Yep! Not hard at all. Just create the variable in your player character blueprint, your player controller, your game instance etc wherever you want to actually hold that information and “reference” it when something is killed or when you want to use it as currency to spend in the shop. So basically the logic is this:

  1. Create the variable say in Player Character
  2. When Player kills an enemy from the enemy blueprint, you would cast to Player character, or have a reference to player character saved from a previous cast
  3. From the cast, drag off the object pin and “get” the integer variable you created
  4. Perform whatever operations you want on the variable
  5. “Set” the variable to the new value
  6. Now the variable has changed by whatever amount you chose and is “stored” on the Player Character
  7. In the shop widget, once again, cast to the player character or get a reference
  8. Pull off the object pin from the cast or directly off the reference and “get” the integer variable
  9. If something was purchased, write your script logic out for however much it costs and subtract from the integer variable
  10. “Set” the integer variable once again

Now you have manipulated the same variable from 2 different places. Killing enemies increases the value, going to the shop and purchasing things decreases the value.

Hope this helps.

There are many ways to skin a cat, and Nebula Games’ way is a perfect solution to this and will definitely give you the result you want. I would just offer another solution, as it’s the way I prefer to work and that is using interfaces.

If you create and store the variable you want to use somewhere, we’ll use game mode for this example. Then create an interface class that has 2 functions in it, I created a simple add currency and remove currency function, and then add that interface to your class that has the variable stored (game mode). You can then just do a simple interface call from any actor you want to alter that variable, say a coin that you pick up.
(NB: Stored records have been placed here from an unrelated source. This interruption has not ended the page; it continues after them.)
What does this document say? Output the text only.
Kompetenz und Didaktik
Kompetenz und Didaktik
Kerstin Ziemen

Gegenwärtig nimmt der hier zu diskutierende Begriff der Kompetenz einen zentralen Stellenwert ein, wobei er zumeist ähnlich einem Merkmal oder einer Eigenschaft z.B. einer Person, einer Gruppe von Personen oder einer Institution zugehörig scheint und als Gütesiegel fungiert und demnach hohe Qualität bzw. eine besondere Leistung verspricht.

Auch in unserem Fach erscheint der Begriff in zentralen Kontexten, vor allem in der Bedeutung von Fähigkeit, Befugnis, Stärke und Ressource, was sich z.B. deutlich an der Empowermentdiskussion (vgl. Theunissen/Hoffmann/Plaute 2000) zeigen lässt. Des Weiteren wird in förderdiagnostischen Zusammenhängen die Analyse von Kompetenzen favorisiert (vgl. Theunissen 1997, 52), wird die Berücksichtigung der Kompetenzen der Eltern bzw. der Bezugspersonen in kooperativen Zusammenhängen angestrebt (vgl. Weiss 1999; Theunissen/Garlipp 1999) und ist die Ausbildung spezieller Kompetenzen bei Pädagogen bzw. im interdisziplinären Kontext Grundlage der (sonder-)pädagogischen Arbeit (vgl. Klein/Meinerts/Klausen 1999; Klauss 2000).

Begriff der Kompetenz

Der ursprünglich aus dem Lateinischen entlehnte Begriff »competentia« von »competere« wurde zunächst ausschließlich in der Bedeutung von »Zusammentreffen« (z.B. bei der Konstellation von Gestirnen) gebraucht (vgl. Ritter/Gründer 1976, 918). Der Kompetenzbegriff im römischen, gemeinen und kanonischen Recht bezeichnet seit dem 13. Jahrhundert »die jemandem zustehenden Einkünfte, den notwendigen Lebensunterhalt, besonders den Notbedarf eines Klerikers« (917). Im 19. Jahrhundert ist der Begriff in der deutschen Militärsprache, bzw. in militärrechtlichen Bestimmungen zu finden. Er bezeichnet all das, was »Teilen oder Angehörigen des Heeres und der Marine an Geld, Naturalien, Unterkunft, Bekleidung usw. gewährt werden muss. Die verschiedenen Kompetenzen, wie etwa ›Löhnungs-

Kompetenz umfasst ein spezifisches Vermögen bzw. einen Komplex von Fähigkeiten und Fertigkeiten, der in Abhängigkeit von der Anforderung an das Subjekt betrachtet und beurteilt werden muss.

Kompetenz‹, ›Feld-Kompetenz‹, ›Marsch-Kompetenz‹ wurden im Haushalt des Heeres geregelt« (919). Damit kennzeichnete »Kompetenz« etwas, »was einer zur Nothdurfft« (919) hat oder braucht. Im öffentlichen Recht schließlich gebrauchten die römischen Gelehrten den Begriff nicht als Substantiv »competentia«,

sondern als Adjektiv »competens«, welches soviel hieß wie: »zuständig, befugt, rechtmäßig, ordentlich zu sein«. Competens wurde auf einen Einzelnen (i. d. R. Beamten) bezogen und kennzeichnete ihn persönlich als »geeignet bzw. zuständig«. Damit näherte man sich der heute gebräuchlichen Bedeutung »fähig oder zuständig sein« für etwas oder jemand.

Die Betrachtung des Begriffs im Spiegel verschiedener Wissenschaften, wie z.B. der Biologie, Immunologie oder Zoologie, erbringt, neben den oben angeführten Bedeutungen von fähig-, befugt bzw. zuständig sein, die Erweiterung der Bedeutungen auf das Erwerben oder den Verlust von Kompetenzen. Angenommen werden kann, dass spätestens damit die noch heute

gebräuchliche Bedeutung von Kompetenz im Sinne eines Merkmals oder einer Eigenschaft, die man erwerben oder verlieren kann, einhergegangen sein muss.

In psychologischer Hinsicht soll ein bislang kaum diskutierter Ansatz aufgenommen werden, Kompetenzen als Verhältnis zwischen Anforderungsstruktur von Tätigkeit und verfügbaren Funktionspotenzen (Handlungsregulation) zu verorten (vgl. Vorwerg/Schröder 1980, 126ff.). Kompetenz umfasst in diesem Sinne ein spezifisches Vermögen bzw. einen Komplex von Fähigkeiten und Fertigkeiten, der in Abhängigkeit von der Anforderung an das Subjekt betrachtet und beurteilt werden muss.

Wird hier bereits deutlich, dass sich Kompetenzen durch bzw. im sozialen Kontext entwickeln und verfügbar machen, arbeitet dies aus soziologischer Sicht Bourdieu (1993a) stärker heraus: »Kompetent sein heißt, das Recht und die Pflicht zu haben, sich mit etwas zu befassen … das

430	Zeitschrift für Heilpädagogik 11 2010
I used game mode as an example, one because it is a place I like to store game wide variables, but also because you can get a reference to it without having to cast and I like to avoid as much hard referencing as possible. This means the actor that is updating the variable basically doesn’t care what is done with the information, it’s just telling any class that’s listening for the update that it has happened, and they can do with the information what they will.

As I said, the results will be the same, but…

[“The More You Know!”][3]

Just started getting into interfaces myself, that’s a pretty elegant way to use them!

Thank you so much! This helped me finish my game and work on the next one that I want to make.